I do not have an inner voice. I found this out by reading about mind exercises designed to stop you thinking, I found I did not have a voice to stop. I checked and tested some people and found they do have a voice and I was different. I have a reputation for just blurting out answers to problems and memorising data from long ago. I am INTJ* and highly functional in the technical area I work in. I have all the classic INTJ traits. I won’t say I have no inner voice, I just try to keep it out of the way and let my brain work on any problem I have submitted it. Sometimes when I blurt out an answer even I am surprised (whoever I is). I never believed a small little voice in my head limited to words could ever be an efficient thinking machine so perhaps I suppressed it.

Quote from a graduate with a Masters in Engineering & Software Engineering (1982), University College Dublin. Submitted to Quora in 2017. https://www.quora.com/I-do-not-have-a-subconscious-voice-inside-my-head-Is-this-normal

* INTJ (Introversion, Intuition, Thinking, Judgment) is an abbreviation used in the publications of the Myers-Briggs Type Indicator to refer to one of the 16 psychological types. According to Myers–Briggs the INTJ represents “The Mastermind”. INTJs are one of the rarest of the 16 psychological types and account for 2%—3% of the population. https://en.wikipedia.org/wiki/INTJ

Mental illness, at the risk of stating the obvious, is evidence of mental life. Mental life, when functioning well or otherwise, is experienced in part through the medium of thought. And the greater part of thought is experienced, by most people (there are exceptions – see above), as a species of inner voice or inner speech. A combination of mental imagery and inner language, in elusive and changing proportions, characterises most thought. The treatment of mental illness is hampered by a focus on symptoms as they arise rather than a policy of prevention. It is the view of researchers that ‘while the revolution in personal fitness, diet and medicine over the past half-century has transformed physical health, there have been few similar efforts to keep people well mentally.’  (‘Global call to step up earlier mental illness prevention’ by Mark Rice-Oxley, The Guardian, 08/06/19)

A reductive view of thought might be that it is the carrier or importer of illness – it is the mold on an exposed cheese. Setting aside the myriad and complex actual causes of mental dysfunction, the penultimate element in a causal chain of mental disruption could be seen as the array of thoughts or messages that appear to impinge on the mind.

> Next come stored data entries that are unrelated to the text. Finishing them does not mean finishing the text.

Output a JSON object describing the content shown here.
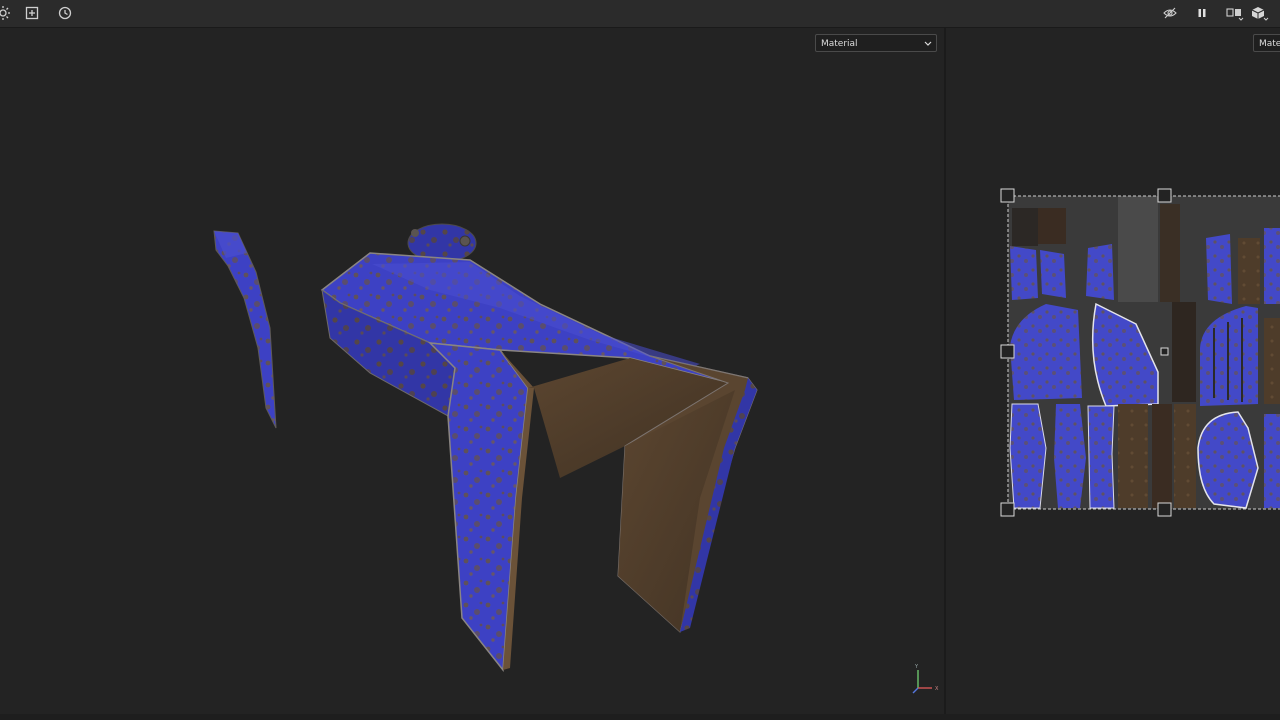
{
  "toolbar": {
    "left_icons": [
      "brightness-icon",
      "add-frame-icon",
      "history-clock-icon"
    ],
    "right_icons": [
      "hide-eye-icon",
      "pause-icon",
      "split-view-icon",
      "cube-view-icon"
    ]
  },
  "viewport3d": {
    "material_dropdown": "Material"
  },
  "viewport2d": {
    "material_dropdown": "Material"
  },
  "axis_gizmo": {
    "y_label": "Y",
    "x_label": "X"
  },
  "colors": {
    "toolbar_bg": "#2b2b2b",
    "viewport_bg": "#232323",
    "paint_blue": "#3d41c4",
    "rust_brown": "#6b4d33"
  }
}
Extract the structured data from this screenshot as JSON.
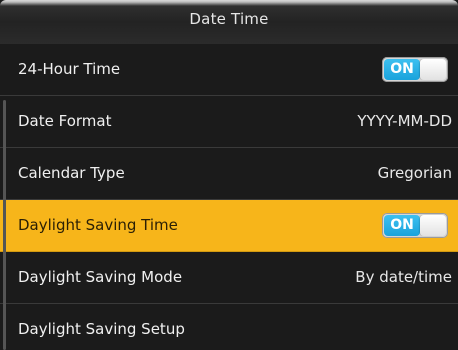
{
  "screen": {
    "title": "Date Time"
  },
  "menu": {
    "items": [
      {
        "label": "24-Hour Time",
        "toggle": "ON"
      },
      {
        "label": "Date Format",
        "value": "YYYY-MM-DD"
      },
      {
        "label": "Calendar Type",
        "value": "Gregorian"
      },
      {
        "label": "Daylight Saving Time",
        "toggle": "ON"
      },
      {
        "label": "Daylight Saving Mode",
        "value": "By date/time"
      },
      {
        "label": "Daylight Saving Setup"
      }
    ],
    "selected_index": 3
  },
  "colors": {
    "selected_row": "#f7b51a",
    "toggle_on": "#1aa3dc"
  }
}
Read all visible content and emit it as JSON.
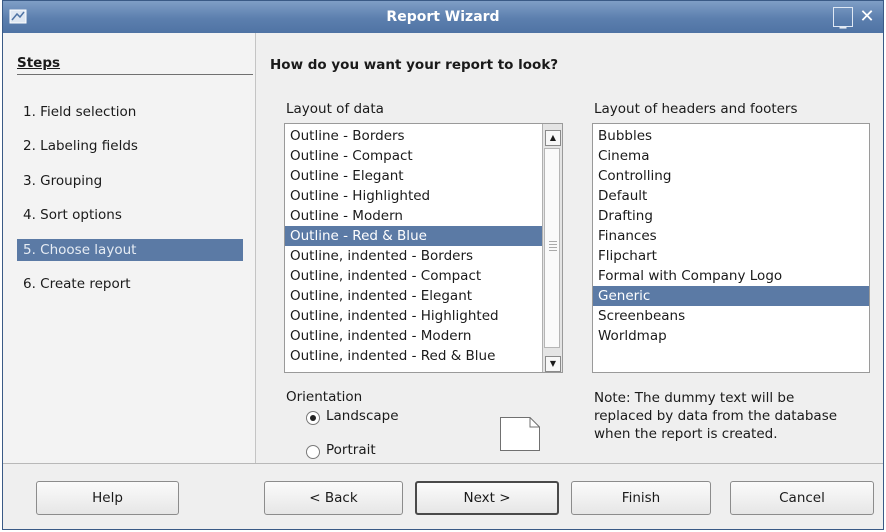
{
  "window": {
    "title": "Report Wizard"
  },
  "steps": {
    "title": "Steps",
    "items": [
      {
        "label": "1. Field selection"
      },
      {
        "label": "2. Labeling fields"
      },
      {
        "label": "3. Grouping"
      },
      {
        "label": "4. Sort options"
      },
      {
        "label": "5. Choose layout",
        "active": true
      },
      {
        "label": "6. Create report"
      }
    ]
  },
  "main": {
    "heading": "How do you want your report to look?",
    "layout_of_data": {
      "label": "Layout of data",
      "selected": "Outline - Red & Blue",
      "items": [
        "Outline - Borders",
        "Outline - Compact",
        "Outline - Elegant",
        "Outline - Highlighted",
        "Outline - Modern",
        "Outline - Red & Blue",
        "Outline, indented - Borders",
        "Outline, indented - Compact",
        "Outline, indented - Elegant",
        "Outline, indented - Highlighted",
        "Outline, indented - Modern",
        "Outline, indented - Red & Blue"
      ]
    },
    "layout_headers_footers": {
      "label": "Layout of headers and footers",
      "selected": "Generic",
      "items": [
        "Bubbles",
        "Cinema",
        "Controlling",
        "Default",
        "Drafting",
        "Finances",
        "Flipchart",
        "Formal with Company Logo",
        "Generic",
        "Screenbeans",
        "Worldmap"
      ]
    },
    "orientation": {
      "label": "Orientation",
      "landscape": "Landscape",
      "portrait": "Portrait",
      "selected": "Landscape"
    },
    "note": "Note: The dummy text will be replaced by data from the database when the report is created."
  },
  "buttons": {
    "help": "Help",
    "back": "< Back",
    "next": "Next >",
    "finish": "Finish",
    "cancel": "Cancel"
  },
  "colors": {
    "titlebar": "#5c7fae",
    "selection": "#5b7aa5"
  }
}
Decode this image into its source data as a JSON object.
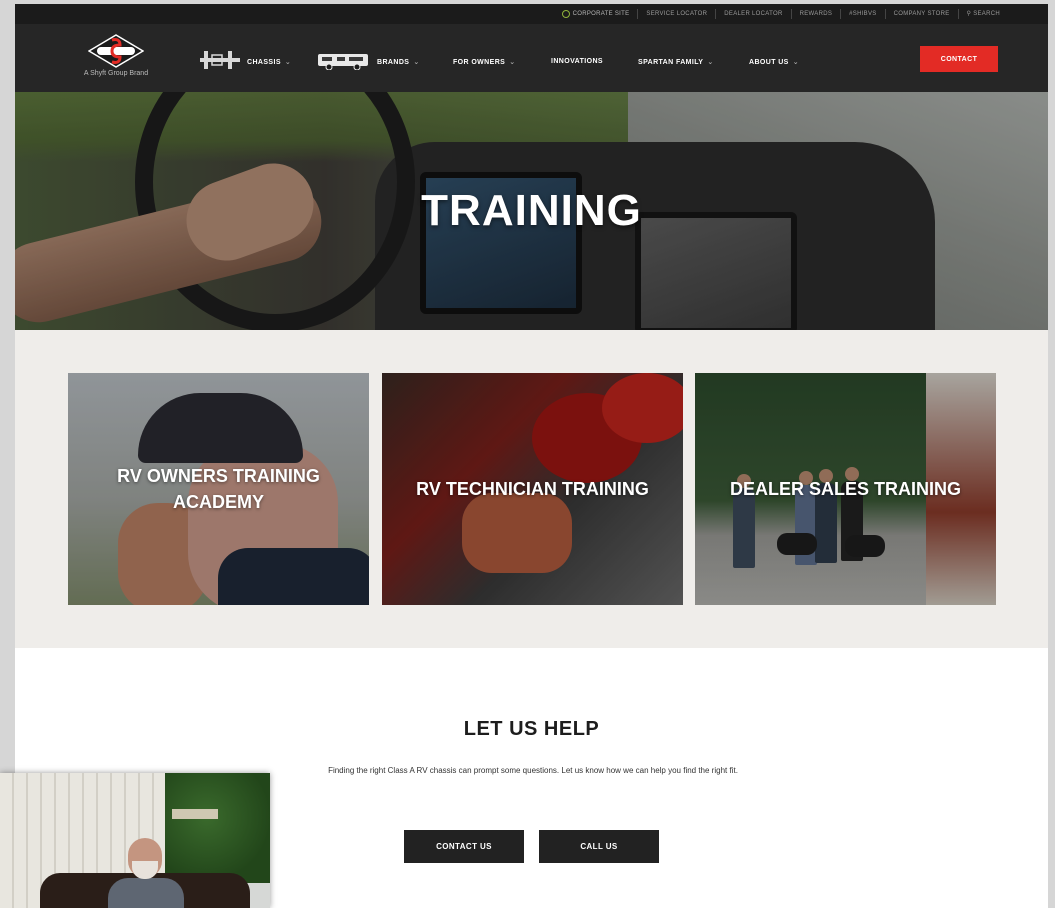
{
  "utility_nav": {
    "items": [
      {
        "label": "CORPORATE SITE",
        "icon": "globe-icon"
      },
      {
        "label": "SERVICE LOCATOR"
      },
      {
        "label": "DEALER LOCATOR"
      },
      {
        "label": "REWARDS"
      },
      {
        "label": "#SHIBVS"
      },
      {
        "label": "COMPANY STORE"
      },
      {
        "label": "SEARCH",
        "icon": "search-icon"
      }
    ]
  },
  "brand": {
    "badge_text": "SPARTAN",
    "tagline": "A Shyft Group Brand"
  },
  "main_nav": {
    "chassis": "CHASSIS",
    "brands": "BRANDS",
    "for_owners": "FOR OWNERS",
    "innovations": "INNOVATIONS",
    "spartan_family": "SPARTAN FAMILY",
    "about_us": "ABOUT US",
    "contact": "CONTACT"
  },
  "hero": {
    "title": "TRAINING"
  },
  "training_cards": [
    {
      "title": "RV OWNERS TRAINING ACADEMY"
    },
    {
      "title": "RV TECHNICIAN TRAINING"
    },
    {
      "title": "DEALER SALES TRAINING"
    }
  ],
  "help": {
    "title": "LET US HELP",
    "text": "Finding the right Class A RV chassis can prompt some questions. Let us know how we can help you find the right fit.",
    "contact_button": "CONTACT US",
    "call_button": "CALL US"
  },
  "colors": {
    "accent_red": "#e32b25",
    "nav_dark": "#262626",
    "utility_dark": "#1b1b1b",
    "section_beige": "#efedea",
    "button_dark": "#222222"
  }
}
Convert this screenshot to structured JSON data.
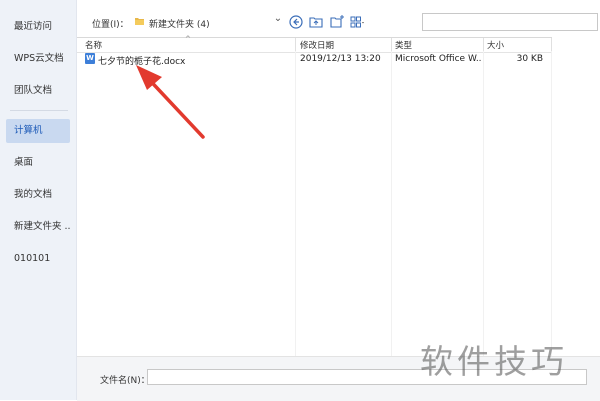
{
  "sidebar": {
    "items": [
      {
        "label": "最近访问"
      },
      {
        "label": "WPS云文档"
      },
      {
        "label": "团队文档"
      },
      {
        "label": "计算机"
      },
      {
        "label": "桌面"
      },
      {
        "label": "我的文档"
      },
      {
        "label": "新建文件夹 ..."
      },
      {
        "label": "010101"
      }
    ],
    "active_index": 3
  },
  "toolbar": {
    "location_label": "位置(I)：",
    "location_value": "新建文件夹 (4)",
    "dropdown_icon": "chevron-down-icon",
    "buttons": [
      "back-icon",
      "up-folder-icon",
      "new-folder-icon",
      "view-menu-icon"
    ]
  },
  "columns": {
    "name": "名称",
    "modified": "修改日期",
    "type": "类型",
    "size": "大小"
  },
  "files": [
    {
      "name": "七夕节的栀子花.docx",
      "modified": "2019/12/13 13:20",
      "type": "Microsoft Office W...",
      "size": "30 KB",
      "icon": "W"
    }
  ],
  "bottom": {
    "filename_label": "文件名(N)：",
    "filename_value": ""
  },
  "watermark": "软件技巧",
  "colors": {
    "accent": "#1e5bb8",
    "sidebar_bg": "#eef2f8",
    "active_bg": "#c9d9f0",
    "arrow": "#e23a2e",
    "doc_icon": "#3d7fd9"
  }
}
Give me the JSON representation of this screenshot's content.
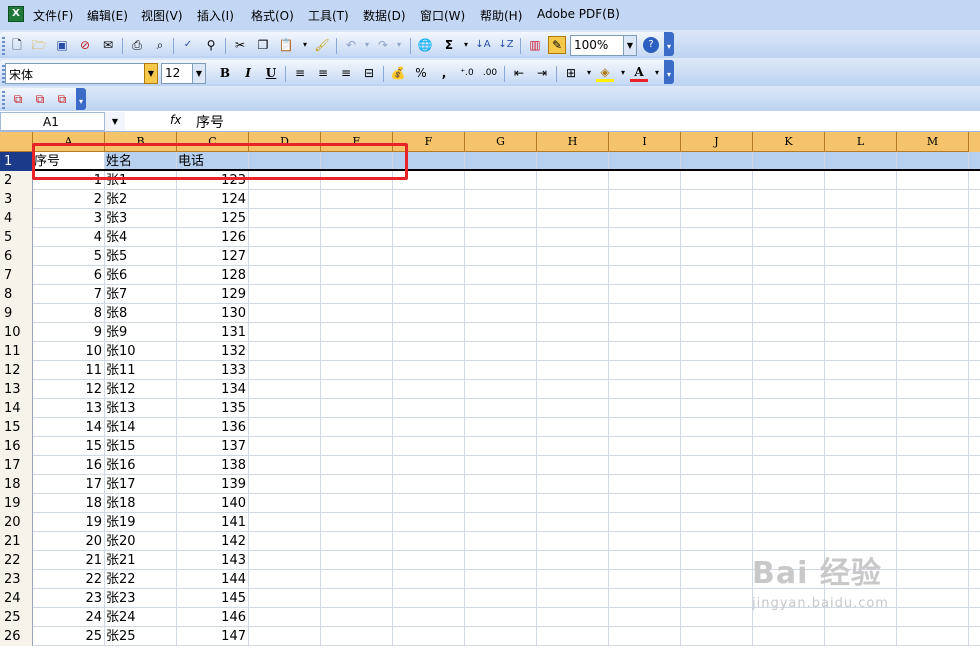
{
  "menubar": {
    "items": [
      "文件(F)",
      "编辑(E)",
      "视图(V)",
      "插入(I)",
      "格式(O)",
      "工具(T)",
      "数据(D)",
      "窗口(W)",
      "帮助(H)",
      "Adobe PDF(B)"
    ]
  },
  "toolbar": {
    "zoom": "100%",
    "font_name": "宋体",
    "font_size": "12",
    "bold": "B",
    "italic": "I",
    "underline": "U",
    "percent": "%",
    "comma": ",",
    "sum": "Σ",
    "font_color_letter": "A"
  },
  "formula_bar": {
    "name_box": "A1",
    "fx": "fx",
    "content": "序号"
  },
  "columns": [
    "A",
    "B",
    "C",
    "D",
    "E",
    "F",
    "G",
    "H",
    "I",
    "J",
    "K",
    "L",
    "M"
  ],
  "header_row": {
    "row": "1",
    "a": "序号",
    "b": "姓名",
    "c": "电话"
  },
  "rows": [
    {
      "row": "2",
      "a": "1",
      "b": "张1",
      "c": "123"
    },
    {
      "row": "3",
      "a": "2",
      "b": "张2",
      "c": "124"
    },
    {
      "row": "4",
      "a": "3",
      "b": "张3",
      "c": "125"
    },
    {
      "row": "5",
      "a": "4",
      "b": "张4",
      "c": "126"
    },
    {
      "row": "6",
      "a": "5",
      "b": "张5",
      "c": "127"
    },
    {
      "row": "7",
      "a": "6",
      "b": "张6",
      "c": "128"
    },
    {
      "row": "8",
      "a": "7",
      "b": "张7",
      "c": "129"
    },
    {
      "row": "9",
      "a": "8",
      "b": "张8",
      "c": "130"
    },
    {
      "row": "10",
      "a": "9",
      "b": "张9",
      "c": "131"
    },
    {
      "row": "11",
      "a": "10",
      "b": "张10",
      "c": "132"
    },
    {
      "row": "12",
      "a": "11",
      "b": "张11",
      "c": "133"
    },
    {
      "row": "13",
      "a": "12",
      "b": "张12",
      "c": "134"
    },
    {
      "row": "14",
      "a": "13",
      "b": "张13",
      "c": "135"
    },
    {
      "row": "15",
      "a": "14",
      "b": "张14",
      "c": "136"
    },
    {
      "row": "16",
      "a": "15",
      "b": "张15",
      "c": "137"
    },
    {
      "row": "17",
      "a": "16",
      "b": "张16",
      "c": "138"
    },
    {
      "row": "18",
      "a": "17",
      "b": "张17",
      "c": "139"
    },
    {
      "row": "19",
      "a": "18",
      "b": "张18",
      "c": "140"
    },
    {
      "row": "20",
      "a": "19",
      "b": "张19",
      "c": "141"
    },
    {
      "row": "21",
      "a": "20",
      "b": "张20",
      "c": "142"
    },
    {
      "row": "22",
      "a": "21",
      "b": "张21",
      "c": "143"
    },
    {
      "row": "23",
      "a": "22",
      "b": "张22",
      "c": "144"
    },
    {
      "row": "24",
      "a": "23",
      "b": "张23",
      "c": "145"
    },
    {
      "row": "25",
      "a": "24",
      "b": "张24",
      "c": "146"
    },
    {
      "row": "26",
      "a": "25",
      "b": "张25",
      "c": "147"
    }
  ],
  "watermark": {
    "line1": "Bai 经验",
    "line2": "jingyan.baidu.com"
  },
  "colors": {
    "accent": "#e8242a",
    "header": "#f5c36a",
    "toolbar": "#c3d7f5"
  }
}
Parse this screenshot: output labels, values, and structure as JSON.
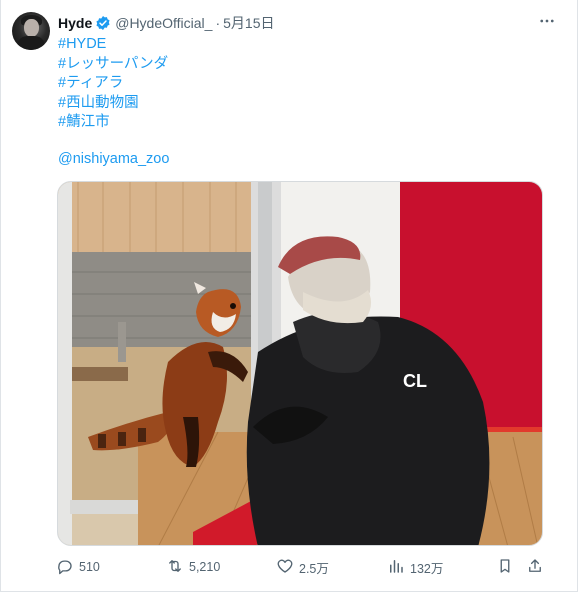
{
  "tweet": {
    "author": {
      "display_name": "Hyde",
      "handle": "@HydeOfficial_",
      "verified": true,
      "avatar_icon": "avatar"
    },
    "separator": "·",
    "date": "5月15日",
    "hashtags": [
      "#HYDE",
      "#レッサーパンダ",
      "#ティアラ",
      "#西山動物園",
      "#鯖江市"
    ],
    "mention": "@nishiyama_zoo",
    "photo_icon": "photo-red-panda-and-person",
    "actions": {
      "reply": {
        "count": "510",
        "icon": "reply-icon"
      },
      "retweet": {
        "count": "5,210",
        "icon": "retweet-icon"
      },
      "like": {
        "count": "2.5万",
        "icon": "heart-icon"
      },
      "views": {
        "count": "132万",
        "icon": "views-icon"
      },
      "bookmark": {
        "icon": "bookmark-icon"
      },
      "share": {
        "icon": "share-icon"
      }
    }
  },
  "colors": {
    "link": "#1d9bf0",
    "verified": "#1d9bf0",
    "muted": "#536471",
    "text": "#0f1419"
  }
}
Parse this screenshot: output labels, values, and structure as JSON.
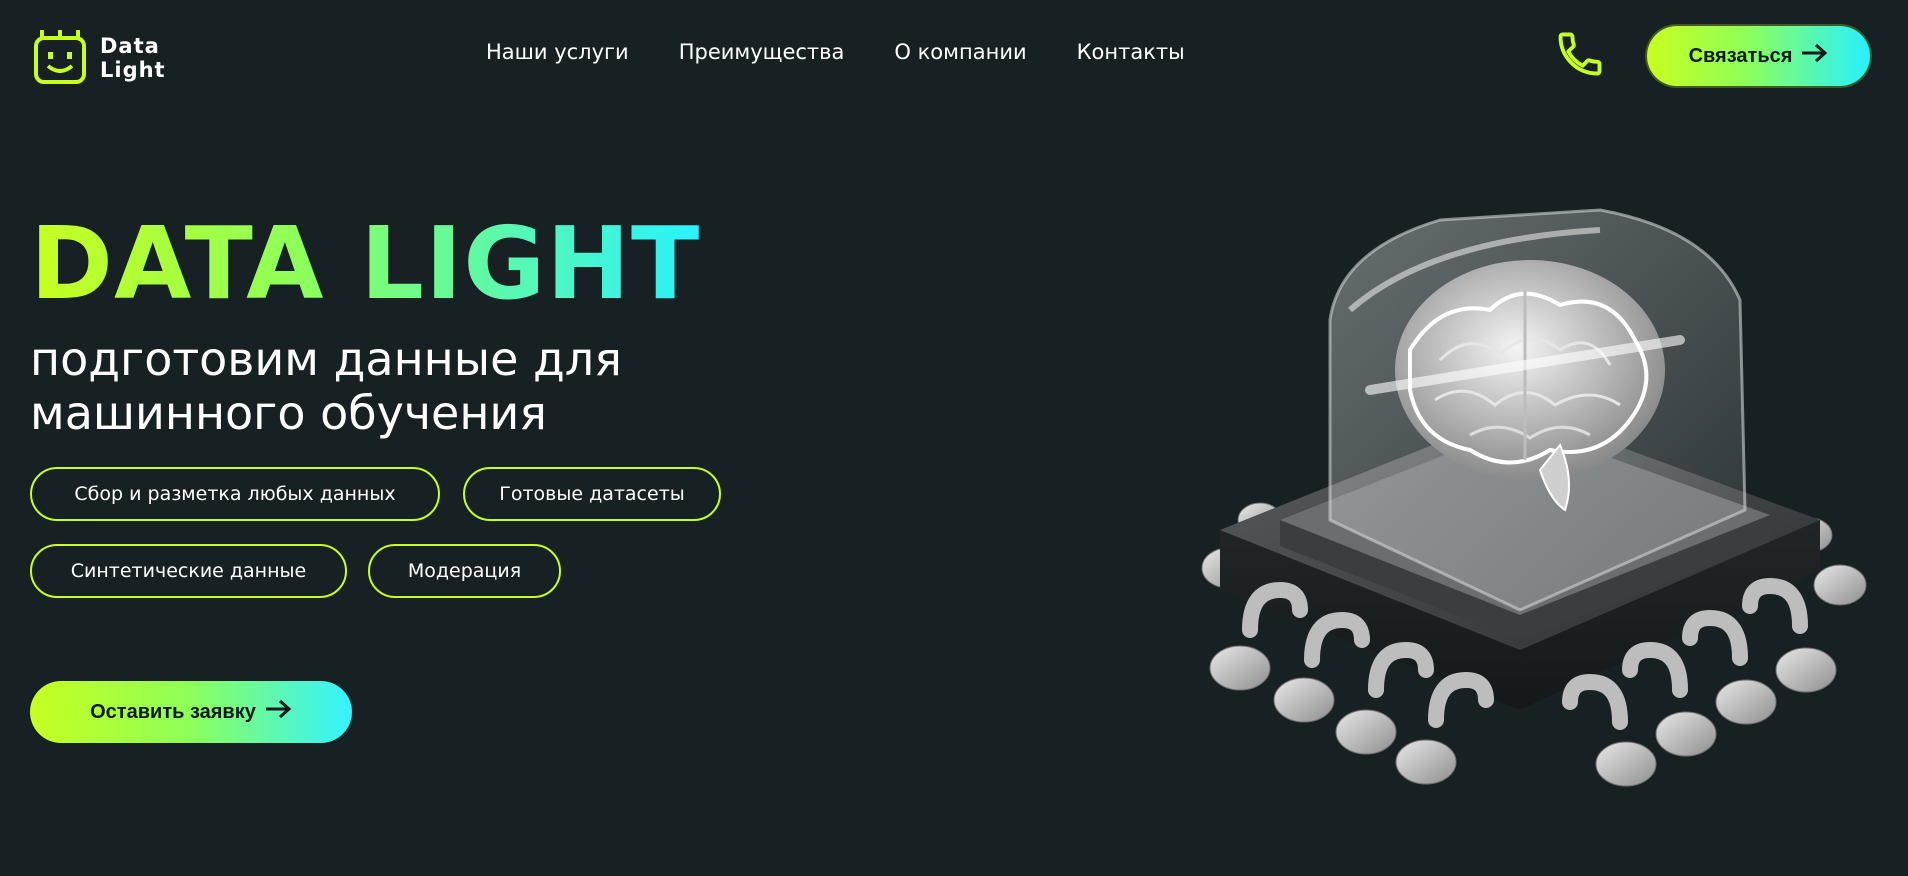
{
  "brand": {
    "name_line1": "Data",
    "name_line2": "Light",
    "logo_icon": "robot-face-icon"
  },
  "nav": {
    "items": [
      {
        "label": "Наши услуги"
      },
      {
        "label": "Преимущества"
      },
      {
        "label": "О компании"
      },
      {
        "label": "Контакты"
      }
    ]
  },
  "header": {
    "phone_icon": "phone-icon",
    "contact_label": "Связаться",
    "contact_arrow": "arrow-right-icon"
  },
  "hero": {
    "title": "DATA LIGHT",
    "subtitle": "подготовим данные для машинного обучения",
    "tags": [
      {
        "label": "Сбор и разметка любых данных"
      },
      {
        "label": "Готовые датасеты"
      },
      {
        "label": "Синтетические данные"
      },
      {
        "label": "Модерация"
      }
    ],
    "cta_label": "Оставить заявку",
    "illustration": "brain-chip-illustration"
  },
  "colors": {
    "background": "#172124",
    "accent_lime": "#c7ff1f",
    "accent_cyan": "#29f2ff",
    "text": "#ffffff"
  }
}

If this is the case then the possibility of shooting the messenger can arise. Thought is upsetting – how could it be neutralised?

Such a response is typical of the cognitive behavioural therapy school which, while dependent upon classical Freudian assumptions, chooses to minimise the significance of the unconscious by regarding disturbing or habitual thought patterns as suppressible and replaceable.

What gets thought a bad name is its unreliability, variability and unpredictability. Just as you start to use it to solve a problem or clarify a position, say, it turns on you like the bear in the Werner Herzog documentary ‘Grizzly Man‘ that ate the man who was confident he had tamed it. Thought may confront you with alternatives that block the path to an equilibrium in which the mind ambles along in an uncontentious way. Most of the time such inconveniences are manageable and are expressed by an inner voice that sounds just like your own outer voice. Sometimes inner speech is taken over by a voice or voices that are not yours. This may increase the leverage of contradictory or confusing messages but the phenomenon is still generally manageable. It need not be mistaken for its distant yet unsettling cousin, auditory verbal hallucination. Such a condition can be indicative of schizophrenia but the criteria for diagnosis are as pathologised as the pathology they purport to describe.

On occasion, when the inner voice is rendered in the wrong voice and mounts some sort of critical campaign it is tempting to characterise it as alien or even an alien. It can, equally, be regarded as an invasive spirit or as a ghost. The intensity of such ‘invasions’ can be mild and unperturbing or nagging, insistent and haunting. At such points, in the interests of preserving the thinker a distinction may be made between ‘thinking’ and ‘hearing’, where ownership of the latter is denied and quarantine is introduced.

We approach the possibility that thought comes to be regarded as a medium for the dissemination of fake news. It is a hoax. Clearly it has its uses – it would certainly be difficult to work things out without it. Nevertheless, it is unmannerly and impertinent insofar as it does not petition for entry – one moment it is not there and the next moment it is. There’s not much you can do about that.

Thought, as far as we tend to be aware, lacks the material qualities that render the body, to a degree, tractable. In addition to being impertinent, it is soft and difficult to grasp. It is teasing, coy, coquettish – it has feminine qualities. It is feminine yet it is found in male bodies. How can this be?

A luxurious possibility arises. Given that it is so slippery, it would be better to extinguish it. Not entirely, of course, you need some to work out train timetables, for example, but given its generally inconstant and ill-disciplined nature, the greater volume of it can be turned off.

It is at this point that true luxury is found. Little is lost. The grand hoax is trumped. Now we can get on.